Raising hopes for a cancer vaccine for humans, Stanford researchers have eliminated all traces of cancer in mice by injecting minute amounts of two immune- stimulating agents directly into solid tumours.
The approach works for many different types of cancers, including those that arise spontaneously, the study found.
The local application of very small amounts of the agents could serve as a rapid and relatively inexpensive cancer therapy that is unlikely to cause the adverse side effects often seen with body-wide immune stimulation, researchers said.
"When we use these two agents together, we see the elimination of tumours all over the body," said Ronald Levy, professor at Stanford University School of Medicine in the US.
"This approach bypasses the need to identify tumour- specific immune targets and does not require wholesale activation of the immune system or customisation of a patients immune cells," said Levy, senior author of the study published in the journal Science Translational Medicine.
One agent is currently already approved for use in humans; the other has been tested for human use in several unrelated clinical trials, researchers said.
A clinical trial was launched in January to test the effect of the treatment in patients with lymphoma.
Cancers often exist in a strange kind of limbo with regard to the immune system, researchers said.
Immune cells like T cells recognise the abnormal proteins often present on cancer cells and infiltrate to attack the tumour.
However, as the tumour grows, it often devises ways to suppress the activity of the T cells.
The new method works to reactivate the cancer-specific T cells by injecting microgramme amounts of two agents directly into the tumour site.
One, a short stretch of DNA called a CpG oligonucleotide, works with other nearby immune cells to amplify the expression of an activating receptor called OX40 on the surface of the T cells.
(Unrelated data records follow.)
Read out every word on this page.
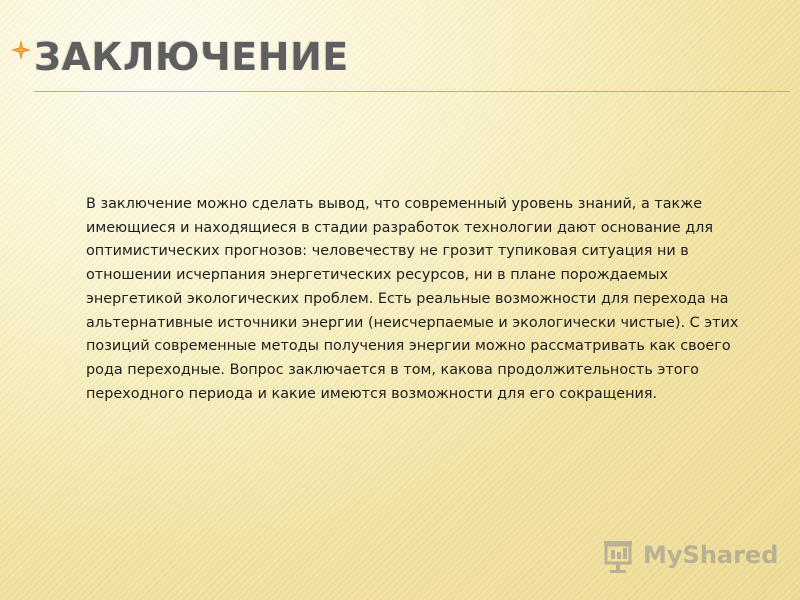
ЗАКЛЮЧЕНИЕ

В заключение можно сделать вывод, что современный уровень знаний, а также имеющиеся и находящиеся в стадии разработок технологии дают основание для оптимистических прогнозов: человечеству не грозит тупиковая ситуация ни в отношении исчерпания энергетических ресурсов, ни в плане порождаемых энергетикой экологических проблем. Есть реальные возможности для перехода на альтернативные источники энергии (неисчерпаемые и экологически чистые). С этих позиций современные методы получения энергии можно рассматривать как своего рода переходные. Вопрос заключается в том, какова продолжительность этого переходного периода и какие имеются возможности для его сокращения.

MyShared
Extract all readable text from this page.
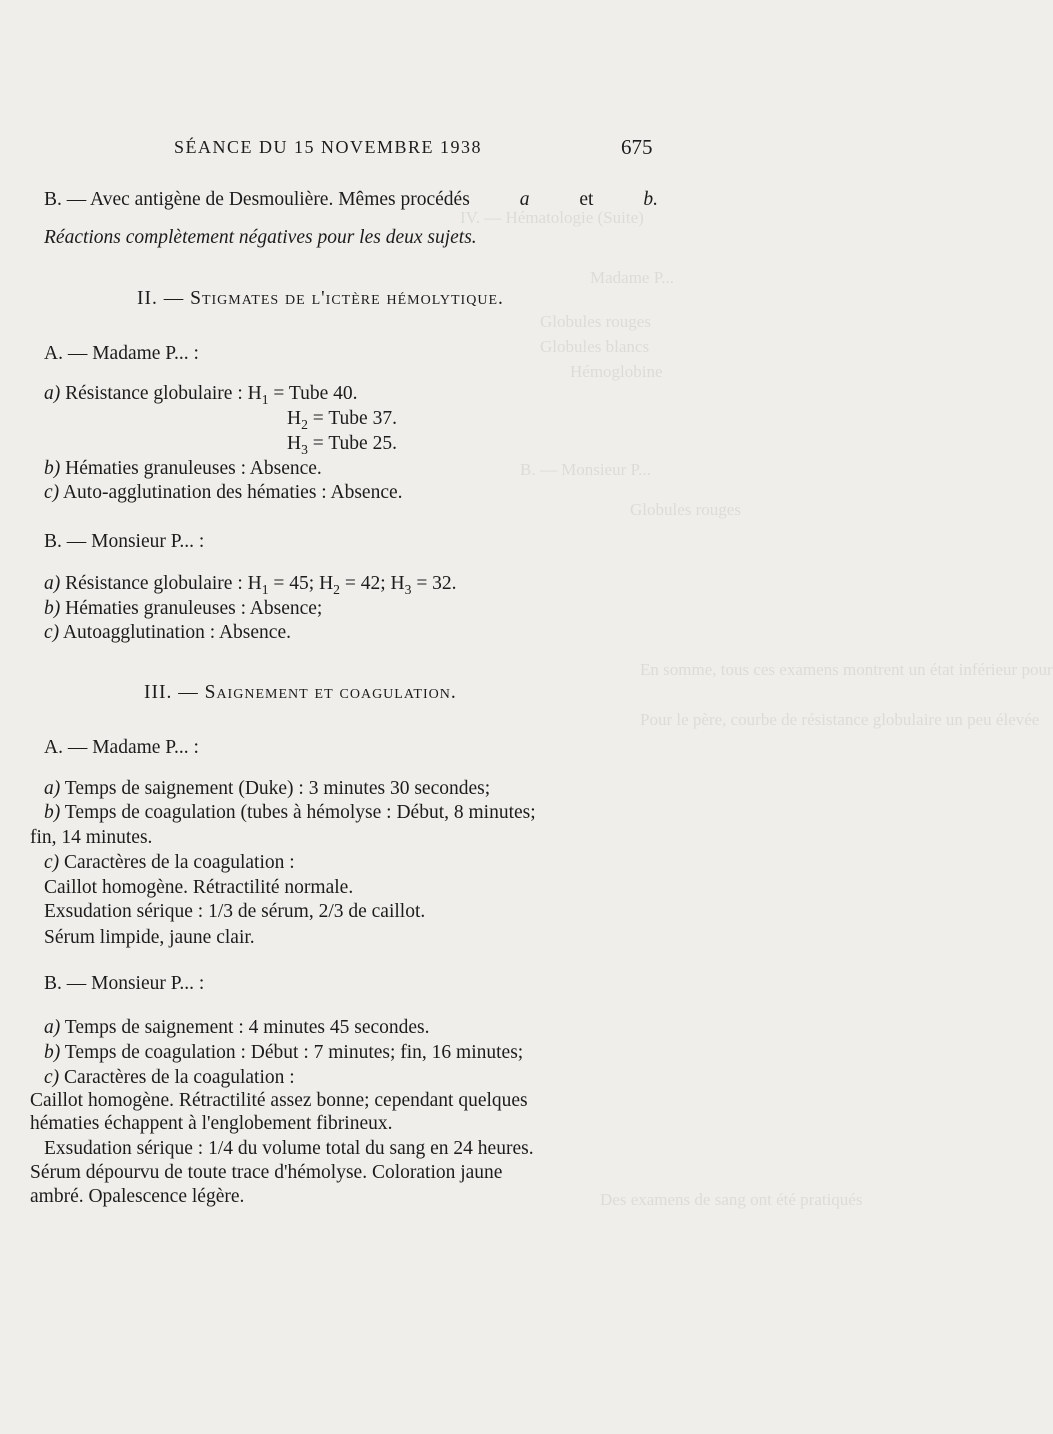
IV. — Hématologie (Suite)
Madame P...
Globules rouges
Globules blancs
Hémoglobine
B. — Monsieur P...
Globules rouges
En somme, tous ces examens montrent un état inférieur pour
Pour le père, courbe de résistance globulaire un peu élevée
Des examens de sang ont été pratiqués
SÉANCE DU 15 NOVEMBRE 1938	675
B. — Avec antigène de Desmoulière. Mêmes procédés	a	et	b.
Réactions complètement négatives pour les deux sujets.
II. — Stigmates de l'ictère hémolytique.
A. — Madame P... :
a) Résistance globulaire : $H_1$ = Tube 40.
$H_2$ = Tube 37.
$H_3$ = Tube 25.
b) Hématies granuleuses : Absence.
c) Auto-agglutination des hématies : Absence.
B. — Monsieur P... :
a) Résistance globulaire : $H_1 = 45$; $H_2 = 42$; $H_3 = 32$.
b) Hématies granuleuses : Absence;
c) Autoagglutination : Absence.
III. — Saignement et coagulation.
A. — Madame P... :
a) Temps de saignement (Duke) : 3 minutes 30 secondes;
b) Temps de coagulation (tubes à hémolyse : Début, 8 minutes;
fin, 14 minutes.
c) Caractères de la coagulation :
Caillot homogène. Rétractilité normale.
Exsudation sérique : 1/3 de sérum, 2/3 de caillot.
Sérum limpide, jaune clair.
B. — Monsieur P... :
a) Temps de saignement : 4 minutes 45 secondes.
b) Temps de coagulation : Début : 7 minutes; fin, 16 minutes;
c) Caractères de la coagulation :
Caillot homogène. Rétractilité assez bonne; cependant quelques
hématies échappent à l'englobement fibrineux.
Exsudation sérique : 1/4 du volume total du sang en 24 heures.
Sérum dépourvu de toute trace d'hémolyse. Coloration jaune
ambré. Opalescence légère.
The other, an antibody that binds to OX40, activates the T cells to lead the charge against the cancer cells.
Since the two agents are injected directly into the tumour, only T cells that have infiltrated it are activated.
In effect, these T cells are "prescreened" by the body to recognise only cancer-specific proteins, researchers said.
Some of these tumour-specific, activated T cells then leave the original tumour to find and destroy other identical tumours throughout the body, they said.